The road agent's spin, also known as the "Curly Bill spin" (after Curly Bill Brocius) or the "Border roll", was a gunfighting maneuver first identified in the days of the Old West. It was utilized as a ruse when forced to surrender a side arm to an unfriendly party.

==Description==
Normal Old West procedure for surrender of a loaded pistol called for it to be handed over backwards (butt-first). A well-trained gunslinger could, upon demand for surrender, surreptitiously insert their forefinger through the trigger guard of the reversed pistol while extending it toward the party being surrendered to. When the other party reached for the pistol with their (presumably dominant) hand, a sharp, practiced motion of the wrist would pivot the gun around the forefinger, flipping it back into firing position for an immediate shot. This maneuver could also be done with the pistol upside down as well as backwards.

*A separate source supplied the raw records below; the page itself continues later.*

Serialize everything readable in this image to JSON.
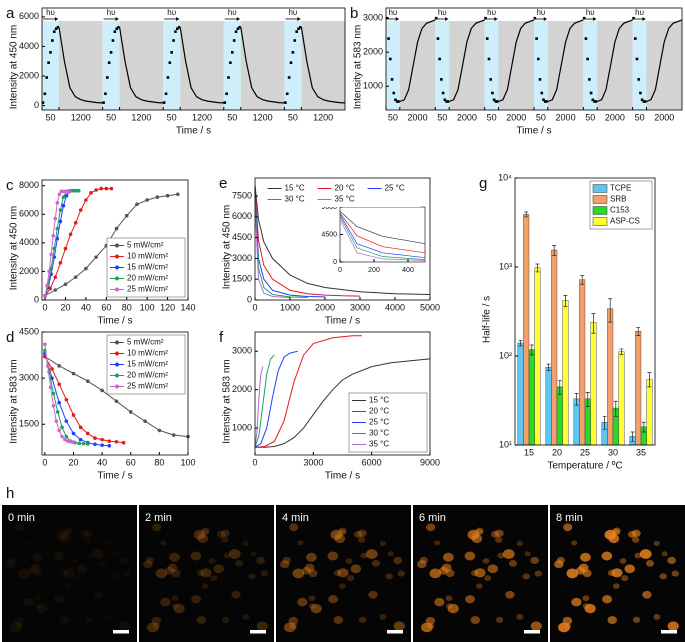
{
  "chart_data": [
    {
      "type": "cycle",
      "panel_label": "a",
      "ylabel": "Intensity at 450 nm",
      "xlabel": "Time / s",
      "annotation": "hυ",
      "categories": [
        "50",
        "1200",
        "50",
        "1200",
        "50",
        "1200",
        "50",
        "1200",
        "50",
        "1200"
      ],
      "on_values": [
        200,
        800,
        1900,
        2900,
        3600,
        4400,
        5000,
        5200,
        5300
      ],
      "off_values": [
        5300,
        3000,
        1200,
        600,
        400,
        300,
        250,
        200,
        180
      ],
      "ylim": [
        -300,
        6600
      ],
      "yticks": [
        0,
        2000,
        4000,
        6000
      ],
      "on_color": "#cdeefa",
      "off_color": "#d3d3d3"
    },
    {
      "type": "cycle",
      "panel_label": "b",
      "ylabel": "Intensity at 583 nm",
      "xlabel": "Time / s",
      "annotation": "hυ",
      "categories": [
        "50",
        "2000",
        "50",
        "2000",
        "50",
        "2000",
        "50",
        "2000",
        "50",
        "2000",
        "50",
        "2000"
      ],
      "on_values": [
        3000,
        2400,
        1800,
        1200,
        800,
        600,
        550,
        550
      ],
      "off_values": [
        550,
        600,
        900,
        1600,
        2300,
        2700,
        2850,
        2900,
        2950
      ],
      "ylim": [
        300,
        3300
      ],
      "yticks": [
        1000,
        2000,
        3000
      ],
      "on_color": "#cdeefa",
      "off_color": "#d3d3d3"
    },
    {
      "type": "line",
      "panel_label": "c",
      "ylabel": "Intensity at 450 nm",
      "xlabel": "Time / s",
      "markers": true,
      "legend": "lower right",
      "xlim": [
        -3,
        140
      ],
      "xticks": [
        0,
        20,
        40,
        60,
        80,
        100,
        120,
        140
      ],
      "ylim": [
        0,
        8400
      ],
      "yticks": [
        0,
        2000,
        4000,
        6000,
        8000
      ],
      "series": [
        {
          "name": "5 mW/cm²",
          "color": "#555555",
          "x": [
            0,
            10,
            20,
            30,
            40,
            50,
            60,
            70,
            80,
            90,
            100,
            110,
            120,
            130
          ],
          "values": [
            300,
            700,
            1100,
            1600,
            2200,
            3000,
            3800,
            5000,
            5900,
            6700,
            7000,
            7200,
            7300,
            7400
          ]
        },
        {
          "name": "10 mW/cm²",
          "color": "#e41a1c",
          "x": [
            0,
            5,
            10,
            15,
            20,
            25,
            30,
            35,
            40,
            45,
            50,
            55,
            60,
            65
          ],
          "values": [
            300,
            800,
            1600,
            2600,
            3600,
            4600,
            5400,
            6300,
            7000,
            7500,
            7700,
            7800,
            7800,
            7800
          ]
        },
        {
          "name": "15 mW/cm²",
          "color": "#1f3fff",
          "x": [
            0,
            3,
            6,
            9,
            12,
            15,
            18,
            21,
            24,
            27,
            30
          ],
          "values": [
            300,
            900,
            1800,
            3000,
            4300,
            5500,
            6600,
            7300,
            7600,
            7650,
            7650
          ]
        },
        {
          "name": "20 mW/cm²",
          "color": "#19a35a",
          "x": [
            0,
            3,
            6,
            9,
            12,
            15,
            18,
            21,
            24,
            27,
            30,
            33
          ],
          "values": [
            300,
            1100,
            2200,
            3600,
            5000,
            6300,
            7200,
            7600,
            7650,
            7650,
            7650,
            7650
          ]
        },
        {
          "name": "25 mW/cm²",
          "color": "#cc66cc",
          "x": [
            0,
            2,
            4,
            6,
            8,
            10,
            12,
            14,
            16,
            18,
            20,
            22,
            24
          ],
          "values": [
            300,
            1000,
            2000,
            3200,
            4500,
            5700,
            6800,
            7400,
            7600,
            7600,
            7600,
            7600,
            7600
          ]
        }
      ]
    },
    {
      "type": "line",
      "panel_label": "d",
      "ylabel": "Intensity at 583 nm",
      "xlabel": "Time / s",
      "markers": true,
      "legend": "upper right",
      "xlim": [
        -2,
        100
      ],
      "xticks": [
        0,
        20,
        40,
        60,
        80,
        100
      ],
      "ylim": [
        500,
        4500
      ],
      "yticks": [
        1500,
        3000,
        4500
      ],
      "series": [
        {
          "name": "5 mW/cm²",
          "color": "#555555",
          "x": [
            0,
            10,
            20,
            30,
            40,
            50,
            60,
            70,
            80,
            90,
            100
          ],
          "values": [
            3700,
            3400,
            3150,
            2900,
            2600,
            2250,
            1900,
            1600,
            1300,
            1150,
            1100
          ]
        },
        {
          "name": "10 mW/cm²",
          "color": "#e41a1c",
          "x": [
            0,
            5,
            10,
            15,
            20,
            25,
            30,
            35,
            40,
            45,
            50,
            55
          ],
          "values": [
            3700,
            3300,
            2800,
            2300,
            1800,
            1400,
            1200,
            1050,
            1000,
            950,
            930,
            900
          ]
        },
        {
          "name": "15 mW/cm²",
          "color": "#1f3fff",
          "x": [
            0,
            5,
            10,
            15,
            20,
            25,
            30,
            35,
            40,
            45
          ],
          "values": [
            3800,
            3000,
            2200,
            1600,
            1200,
            1000,
            900,
            850,
            820,
            800
          ]
        },
        {
          "name": "20 mW/cm²",
          "color": "#19a35a",
          "x": [
            0,
            3,
            6,
            9,
            12,
            15,
            18,
            21,
            24,
            27,
            30
          ],
          "values": [
            3900,
            3200,
            2500,
            1900,
            1400,
            1100,
            950,
            900,
            880,
            870,
            860
          ]
        },
        {
          "name": "25 mW/cm²",
          "color": "#cc66cc",
          "x": [
            0,
            2,
            4,
            6,
            8,
            10,
            12,
            14,
            16,
            18,
            20
          ],
          "values": [
            4100,
            3400,
            2700,
            2100,
            1600,
            1300,
            1100,
            1000,
            950,
            930,
            920
          ]
        }
      ]
    },
    {
      "type": "line",
      "panel_label": "e",
      "ylabel": "Intensity at 450 nm",
      "xlabel": "Time / s",
      "markers": false,
      "legend": "upper center",
      "xlim": [
        0,
        5000
      ],
      "xticks": [
        0,
        1000,
        2000,
        3000,
        4000,
        5000
      ],
      "ylim": [
        0,
        8800
      ],
      "yticks": [
        0,
        1500,
        3000,
        4500,
        6000,
        7500
      ],
      "inset": {
        "xlim": [
          0,
          500
        ],
        "ylim": [
          0,
          9000
        ],
        "xticks": [
          0,
          200,
          400
        ],
        "yticks": [
          0,
          4500,
          9000
        ]
      },
      "series": [
        {
          "name": "15 °C",
          "color": "#333333",
          "x": [
            0,
            100,
            250,
            500,
            1000,
            1500,
            2000,
            3000,
            4000,
            5000
          ],
          "values": [
            8300,
            5800,
            4200,
            3000,
            1800,
            1200,
            900,
            600,
            450,
            400
          ]
        },
        {
          "name": "20 °C",
          "color": "#e41a1c",
          "x": [
            0,
            100,
            250,
            500,
            1000,
            1500,
            2000,
            2500,
            3000
          ],
          "values": [
            8000,
            4300,
            2500,
            1500,
            700,
            450,
            350,
            300,
            280
          ]
        },
        {
          "name": "25 °C",
          "color": "#1f3fff",
          "x": [
            0,
            100,
            250,
            500,
            1000,
            1500,
            2000
          ],
          "values": [
            7800,
            3000,
            1500,
            700,
            350,
            250,
            220
          ]
        },
        {
          "name": "30 °C",
          "color": "#19a35a",
          "x": [
            0,
            100,
            250,
            500,
            1000,
            1500
          ],
          "values": [
            7500,
            2300,
            900,
            400,
            220,
            180
          ]
        },
        {
          "name": "35 °C",
          "color": "#b266d6",
          "x": [
            0,
            100,
            250,
            500,
            1000
          ],
          "values": [
            7000,
            1500,
            500,
            250,
            170
          ]
        }
      ]
    },
    {
      "type": "line",
      "panel_label": "f",
      "ylabel": "Intensity at 583 nm",
      "xlabel": "Time / s",
      "markers": false,
      "legend": "lower right",
      "xlim": [
        0,
        9000
      ],
      "xticks": [
        0,
        3000,
        6000,
        9000
      ],
      "ylim": [
        300,
        3500
      ],
      "yticks": [
        1000,
        2000,
        3000
      ],
      "series": [
        {
          "name": "15 °C",
          "color": "#333333",
          "x": [
            0,
            500,
            1000,
            1500,
            2000,
            2500,
            3000,
            3500,
            4000,
            4500,
            5000,
            6000,
            7000,
            8000,
            9000
          ],
          "values": [
            500,
            500,
            520,
            600,
            750,
            1000,
            1350,
            1700,
            2000,
            2250,
            2400,
            2600,
            2700,
            2750,
            2800
          ]
        },
        {
          "name": "20 °C",
          "color": "#e41a1c",
          "x": [
            0,
            500,
            1000,
            1500,
            2000,
            2500,
            3000,
            4000,
            5000,
            5500
          ],
          "values": [
            500,
            520,
            650,
            1200,
            2200,
            2900,
            3200,
            3350,
            3400,
            3400
          ]
        },
        {
          "name": "25 °C",
          "color": "#1f3fff",
          "x": [
            0,
            300,
            600,
            900,
            1200,
            1500,
            1800,
            2200
          ],
          "values": [
            500,
            600,
            1000,
            1800,
            2500,
            2850,
            2950,
            3000
          ]
        },
        {
          "name": "30 °C",
          "color": "#19a35a",
          "x": [
            0,
            200,
            400,
            600,
            800,
            1000
          ],
          "values": [
            500,
            800,
            1600,
            2400,
            2800,
            2900
          ]
        },
        {
          "name": "35 °C",
          "color": "#b266d6",
          "x": [
            0,
            100,
            200,
            300,
            400
          ],
          "values": [
            500,
            900,
            1800,
            2400,
            2600
          ]
        }
      ]
    },
    {
      "type": "bar",
      "panel_label": "g",
      "ylabel": "Half-life / s",
      "xlabel": "Temperature / ºC",
      "legend": "upper right",
      "ylog": true,
      "categories": [
        "15",
        "20",
        "25",
        "30",
        "35"
      ],
      "ylim": [
        10,
        10000
      ],
      "yticks": [
        {
          "value": 10,
          "label": "10¹"
        },
        {
          "value": 100,
          "label": "10²"
        },
        {
          "value": 1000,
          "label": "10³"
        },
        {
          "value": 10000,
          "label": "10⁴"
        }
      ],
      "series": [
        {
          "name": "TCPE",
          "color": "#5bc6f0",
          "values": [
            140,
            75,
            33,
            18,
            12.5
          ],
          "errors": [
            10,
            6,
            5,
            3,
            1.5
          ]
        },
        {
          "name": "SRB",
          "color": "#f4a06c",
          "values": [
            3900,
            1550,
            720,
            340,
            190
          ],
          "errors": [
            250,
            200,
            80,
            100,
            20
          ]
        },
        {
          "name": "C153",
          "color": "#22dd22",
          "values": [
            118,
            45,
            33,
            26,
            16
          ],
          "errors": [
            15,
            8,
            6,
            5,
            2
          ]
        },
        {
          "name": "ASP-CS",
          "color": "#ffff33",
          "values": [
            980,
            420,
            240,
            112,
            55
          ],
          "errors": [
            100,
            60,
            60,
            8,
            10
          ]
        }
      ]
    }
  ],
  "panel_h": {
    "label": "h",
    "frames": [
      "0 min",
      "2 min",
      "4 min",
      "6 min",
      "8 min"
    ]
  }
}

It is worth noting that the maneuver relied upon a suitably inexperienced or overly confident mark; an unwise captor might well underestimate their target's lethality and fail to carefully dictate the manner in which the surrendering party turned over their live weapon(s). A more experienced lawman or gunfighter could (and did) easily negate any trickery by a number of methods, including forcing the surrendering party to throw their gun(s) to the side or to return them to their holster, then drop their entire gun belt and step backwards several feet.

==Famous incidents==
- In his autobiography, John Wesley Hardin claims to have demonstrated this technique to Wild Bill Hickok.
- Clint Eastwood recreated the border roll in a scene in The Outlaw Josey Wales where two buffalo hunters momentarily get the drop on him in an Indian agent's outpost.
- In the 1994 film Wyatt Earp, Curly Bill is depicted as using this method to ambush Sheriff White.
- In the 1993 film Tombstone Curly Bill is depicted as using this method to kill Sheriff White while feigning surrender.